'Autism Epidemic' Challenged by UK Study
A U.K. study finds autism rates aren't on the rise, contrary to recent concern.
May 4, 2011 -- Is autism a growing epidemic or not? Recent reports have suggested that autism is on the rise, but a new study from the U.K. finds that the prevalence of this developmental disorder has remained stable. It may be that doctors are diagnosing it more often in young people -- not that it's actually happening more.
Researchers performed clinical assessments of 618 adults and found that nearly 1 percent of Britons over age 16 suffered from autism -- meaning the adult rate is no higher than that seen among children in the U.K.
"If the rate of autism is actually increasing rapidly, you'd expect rates to be much lower in older adults, but we didn't find that," says Dr. Traolach Brugha, lead author on the study and psychiatrist at the University of Leicester, U.K. "We found similar rates at 16 up to the 70s and 80s. That suggests that the number of people developing the condition have not changed over the last seventy or eighty years."
Though this study deals with the U.K. population, these findings call into questions whether the much-discussed "autism epidemic" in the U.S. is a real phenomenon.
"It has never been fully clear whether the much increased rate of autism over the past few decades is due to increased recognition…or whether there has been a genuine increase. This study suggests that there is no true increase," says Dr. Shlomo Shinnar, professor of neurology and pediatrics at Montefiore Medical Center in New York.

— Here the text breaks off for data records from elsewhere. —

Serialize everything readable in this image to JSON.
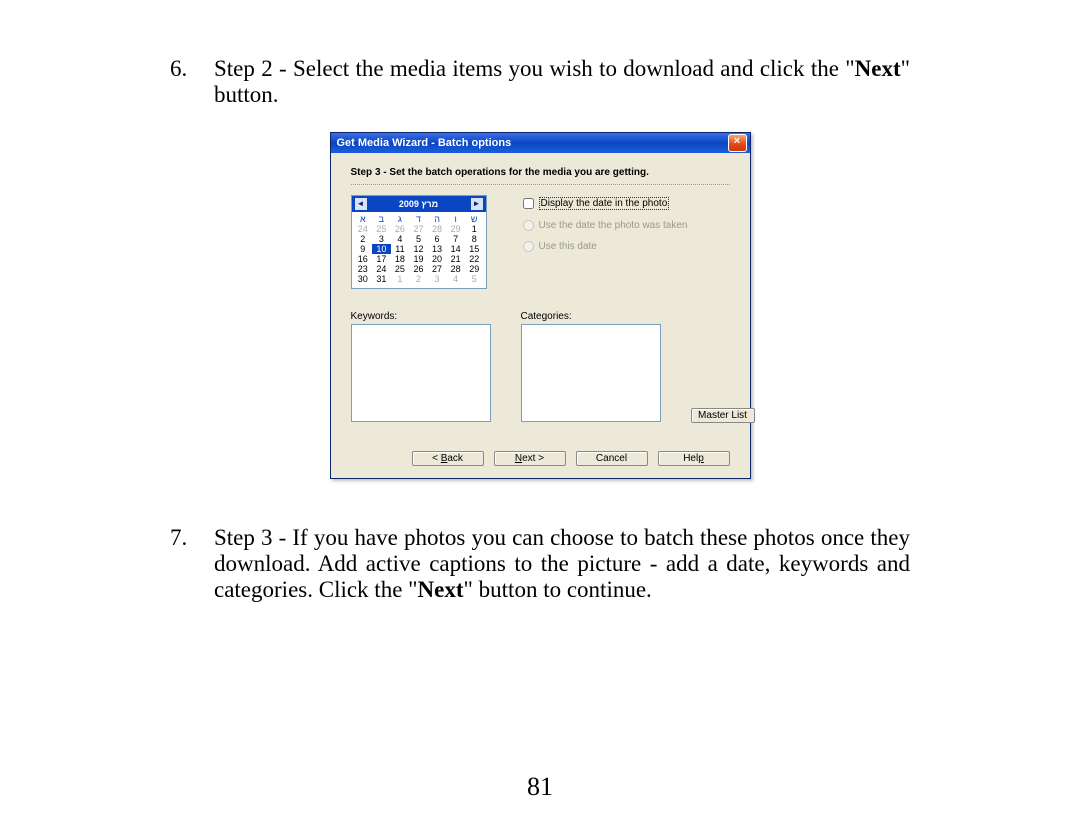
{
  "item6": {
    "num": "6.",
    "text_pre": "Step 2 - Select the media items you wish to download and click the \"",
    "bold": "Next",
    "text_post": "\" button."
  },
  "item7": {
    "num": "7.",
    "text_pre": "Step 3 - If you have photos you can choose to batch these photos once they download. Add active captions to the picture - add a date, keywords and categories. Click the \"",
    "bold": "Next",
    "text_post": "\" button to continue."
  },
  "page_number": "81",
  "dialog": {
    "title": "Get Media Wizard - Batch options",
    "step_line": "Step 3 - Set the batch operations for the media you are getting.",
    "calendar": {
      "header": "2009 מרץ",
      "dow": [
        "א",
        "ב",
        "ג",
        "ד",
        "ה",
        "ו",
        "ש"
      ],
      "rows": [
        [
          "24",
          "25",
          "26",
          "27",
          "28",
          "29",
          "1"
        ],
        [
          "2",
          "3",
          "4",
          "5",
          "6",
          "7",
          "8"
        ],
        [
          "9",
          "10",
          "11",
          "12",
          "13",
          "14",
          "15"
        ],
        [
          "16",
          "17",
          "18",
          "19",
          "20",
          "21",
          "22"
        ],
        [
          "23",
          "24",
          "25",
          "26",
          "27",
          "28",
          "29"
        ],
        [
          "30",
          "31",
          "1",
          "2",
          "3",
          "4",
          "5"
        ]
      ],
      "dim_first_row_count": 6,
      "dim_last_row_from_index": 2,
      "selected": "10"
    },
    "opts": {
      "display_date": "Display the date in the photo",
      "use_taken": "Use the date the photo was taken",
      "use_this": "Use this date"
    },
    "labels": {
      "keywords": "Keywords:",
      "categories": "Categories:",
      "master_list": "Master List"
    },
    "buttons": {
      "back_ul": "B",
      "back_rest": "ack",
      "back_prefix": "< ",
      "next_ul": "N",
      "next_rest": "ext >",
      "cancel": "Cancel",
      "help_ul": "p",
      "help_pre": "Hel"
    }
  }
}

Because the U.K. and the U.S. have similar rates of autism in children (about 1 percent), these U.K. findings speak to the autism debate in the states as well, says Shinnar. "The fact that similar rates of 1 percent are being seen in the adult population when screened is a strong indication that these results are highly relevant to the U.S. as well."
Fears of an autism epidemic were sparked in 2009 when the Centers for Disease Control and Prevention reported that the rate of autism in children had increased 57 percent since 2002. The most recent data puts the prevalence of autism in children the U.S. at about 1 in 100 -- a similar rate to that found in the U.K. population.
"The CDC studies are showing that the rate of diagnosis has increased," not necessarily the actual number of cases, says Brugha. "What we found is that there is a very low level of recognition of autism in adults, which means that rates may not be increasing, people may just be better at recognizing it."
Autism is still under-recognized in older children, adolescents and adults, says Dr. Nancy Minshew, Director of the NICHD Collaborative Program of Excellence in Autism at the University of Pittsburgh. These older patients "follow a downhill path because the basis of their 'behavior problems' is not correctly understood," she says.
The U.K. findings aren't necessarily surprising to those like Minshew who have studied autism for many years. Because the disorder went largely unpublicized until recently, it is to be expected that there would be a spike in diagnoses once public awareness of autism and other disorders on the autism spectrum increased.
"This is another example where urban myths and urban logic were allowed to dictate public thinking and press coverage, and finally science is bringing up the rear. It takes much longer to demonstrate science than to toss out conjecture," says Minshew.
The study was published in the May issue of Archives of General Psychiatry.